Note: for detailed steps, you can use any of the links provided here from search results in duckduckgo

Step 1: Open a terminal window on your local machine.

Step 2: Type ‘ssh username@ip address’ (replace ‘username’ with your username on the VPS and ‘ip address’ with the IP address of the VPS). Press Enter.

Step 3: You will be prompted to enter your password. Type your password and press Enter. Note that you won’t see the characters as you type your password.

Step 4: If this is your first time logging in to the VPS from your local machine, you may see a message about the server’s host key not being cached. Type ‘yes’ and press Enter to continue.
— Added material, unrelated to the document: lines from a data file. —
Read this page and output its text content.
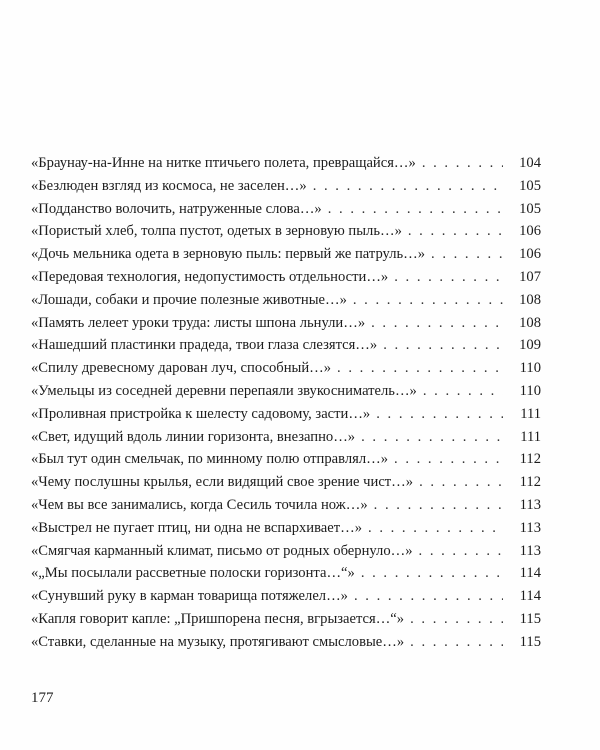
«Браунау-на-Инне на нитке птичьего полета, превращайся…» . . .	104
«Безлюден взгляд из космоса, не заселен…» . . .	105
«Подданство волочить, натруженные слова…» . . .	105
«Пористый хлеб, толпа пустот, одетых в зерновую пыль…» . . .	106
«Дочь мельника одета в зерновую пыль: первый же патруль…» . . .	106
«Передовая технология, недопустимость отдельности…» . . .	107
«Лошади, собаки и прочие полезные животные…» . . .	108
«Память лелеет уроки труда: листы шпона льнули…» . . .	108
«Нашедший пластинки прадеда, твои глаза слезятся…» . . .	109
«Спилу древесному дарован луч, способный…» . . .	110
«Умельцы из соседней деревни перепаяли звукосниматель…» . . .	110
«Проливная пристройка к шелесту садовому, засти…» . . .	111
«Свет, идущий вдоль линии горизонта, внезапно…» . . .	111
«Был тут один смельчак, по минному полю отправлял…» . . .	112
«Чему послушны крылья, если видящий свое зрение чист…» . . .	112
«Чем вы все занимались, когда Сесиль точила нож…» . . .	113
«Выстрел не пугает птиц, ни одна не вспархивает…» . . .	113
«Смягчая карманный климат, письмо от родных обернуло…» . . .	113
«„Мы посылали рассветные полоски горизонта…“» . . .	114
«Сунувший руку в карман товарища потяжелел…» . . .	114
«Капля говорит капле: „Пришпорена песня, вгрызается…“» . . .	115
«Ставки, сделанные на музыку, протягивают смысловые…» . . .	115
177
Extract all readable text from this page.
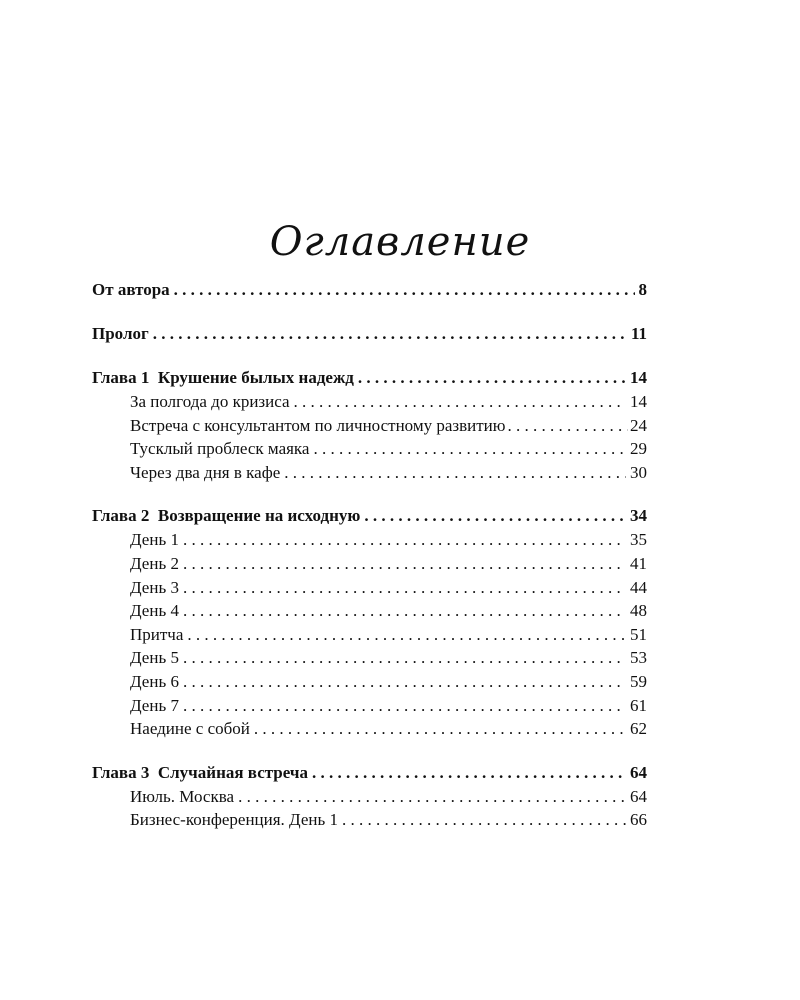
Оглавление
От автора . . .	8
Пролог . . .	11
Глава 1  Крушение былых надежд . . .	14
За полгода до кризиса . . .	14
Встреча с консультантом по личностному развитию . . .	24
Тусклый проблеск маяка . . .	29
Через два дня в кафе . . .	30
Глава 2  Возвращение на исходную . . .	34
День 1 . . .	35
День 2 . . .	41
День 3 . . .	44
День 4 . . .	48
Притча . . .	51
День 5 . . .	53
День 6 . . .	59
День 7 . . .	61
Наедине с собой . . .	62
Глава 3  Случайная встреча . . .	64
Июль. Москва . . .	64
Бизнес-конференция. День 1 . . .	66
Step 5: If your username and password are correct, you should now be logged in to your VPS.

Running the Script and Troubleshooting:

How to Run the Script: To run the script, open a terminal window, navigate to the directory where the script is located using the ‘cd’ command, and then type ‘./scriptname.sh’ (replace ’scriptname.sh’ with the actual name of your script). Press Enter to execute the script.

What to Expect: The script will begin executing the commands one by one. Depending on your system and internet speed, this could take a few minutes. You may see text output in the terminal as the script runs, which is normal.

Troubleshooting: If you encounter an error while running the script, the error message will typically give you some indication of what went wrong. Common issues include not having the necessary permissions to run the script (you can fix this by running ‘chmod +x scriptname.sh’) or a command in the script failing (you’ll need to check the script and correct the command).

 



This post about Debian VPS setup assumes a basic to intermediate level of familiarity with Linux and Open Source tools and command line.